Your choices of advanced elective classes depend in part on the option that you are enrolled in.  Generally, however, the department encourages students to think broadly, and is open to approving a wide range of STEM courses as advanced electives.

Biophysics:  See Curriculum Sheet

General Physics (7 units) and Integrated Science (3 units):  Students may choose from a wide range of upper-division math, science, or engineering courses.  Classes not from PHY or AST may require a signature from the department chair if they are not already recognized by Peoplesoft.

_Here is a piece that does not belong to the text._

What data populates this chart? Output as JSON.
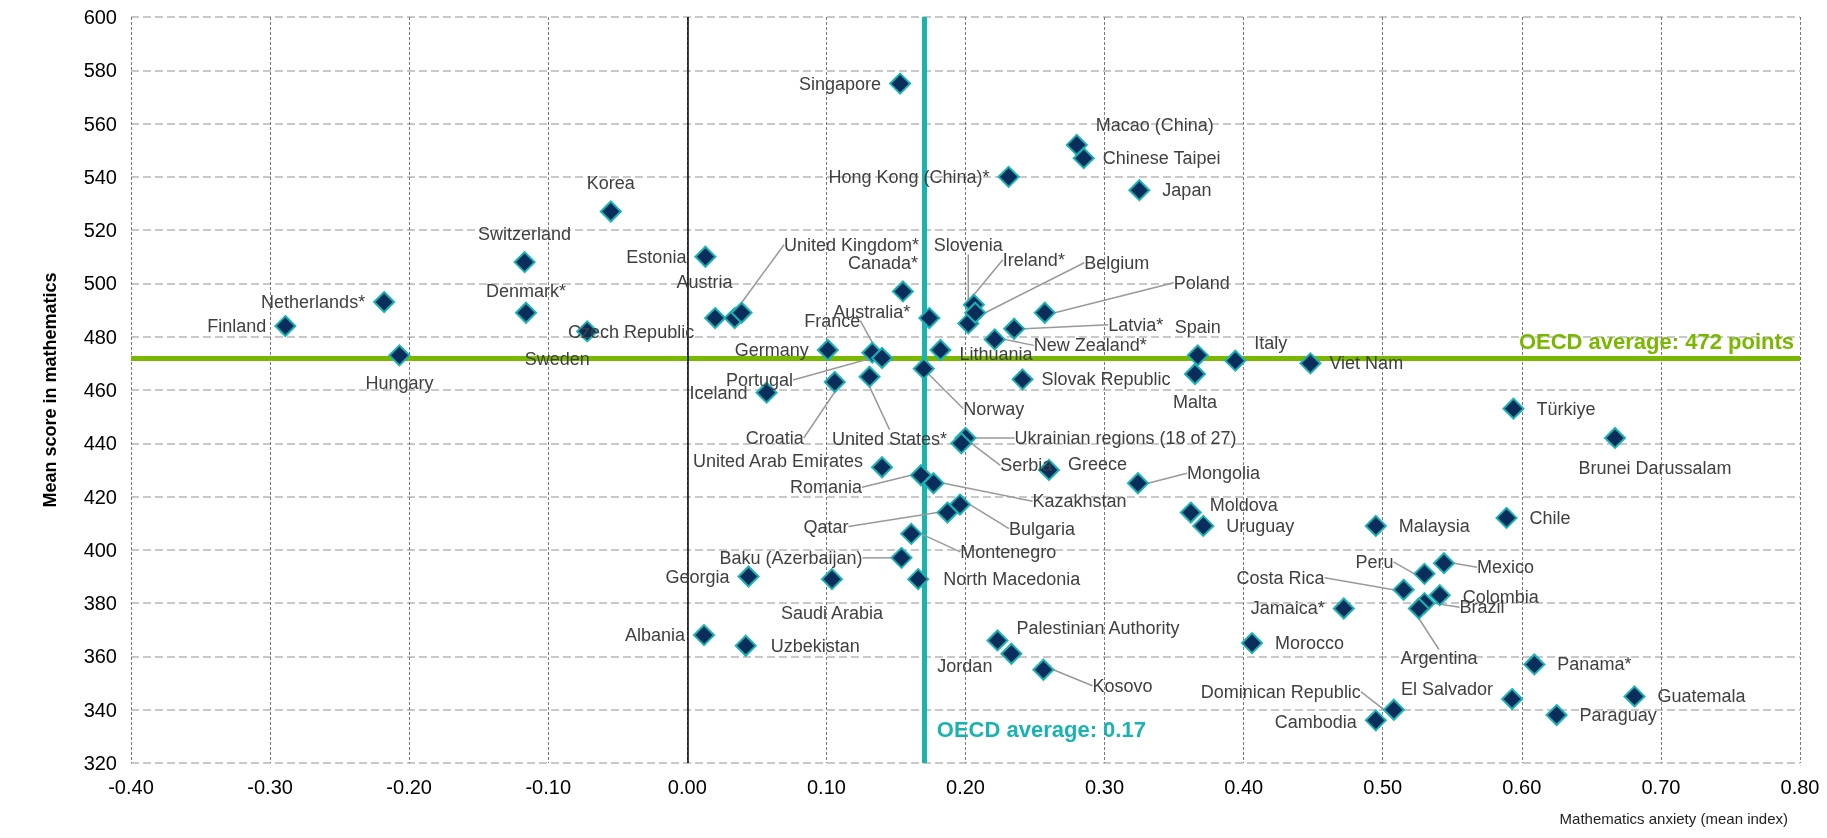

Particularly recommended courses include:

  • Physics and Astronomy: Any upper-division PHY or AST class not already used to satisfy other requirements, except AST 3050, AST 3420, PHY 3010, and PHY 3020 (which may not be used as advanced electives)
  • Mathematics and Statistics: Any upper-division MAT or STA class except MAT 3940 or MAT 3950.  Particularly useful courses include:
    • MAT 3170 (Laplace Transforms and Fourier Series)
    • MAT 4010 (Introduction to Numerical Analysis I)
    • MAT 4190 (Advanced Linear Algebra)
    • MAT 4310 (Differential Equations)
    • MAT 4440 (Vector and Tensor Analysis)
    • MAT 4850 (Introduction to Mathematical Modeling I)
    • STA 4300 (Introduction to Random Processes)
    • STA 4400 (Mathematical Statistics I)
  • Biology: Any upper-division BIO course except those carrying GE Area B5 credit.
  • Chemistry: Any upper-division CHM course except CHM 3010. CHM 3040 and 3050 (the physical chemistry sequence) may be particularly useful for physics students.
  • Computer Science: Any upper-division CS course except CS 3750.  CS 3010 (Numerical Methods) may be particularly useful for physics students.
  • Geology: Any upper-division GSC course that does not carry GE Area B5 credit.  GSC 3070 (Geophysics) and GSC 4950 (Planetary Science) may be particularly useful for physics students.
  • Upper-division courses from other science or engineering departments, chosen with approval from the Physics and Astronomy Department Chair.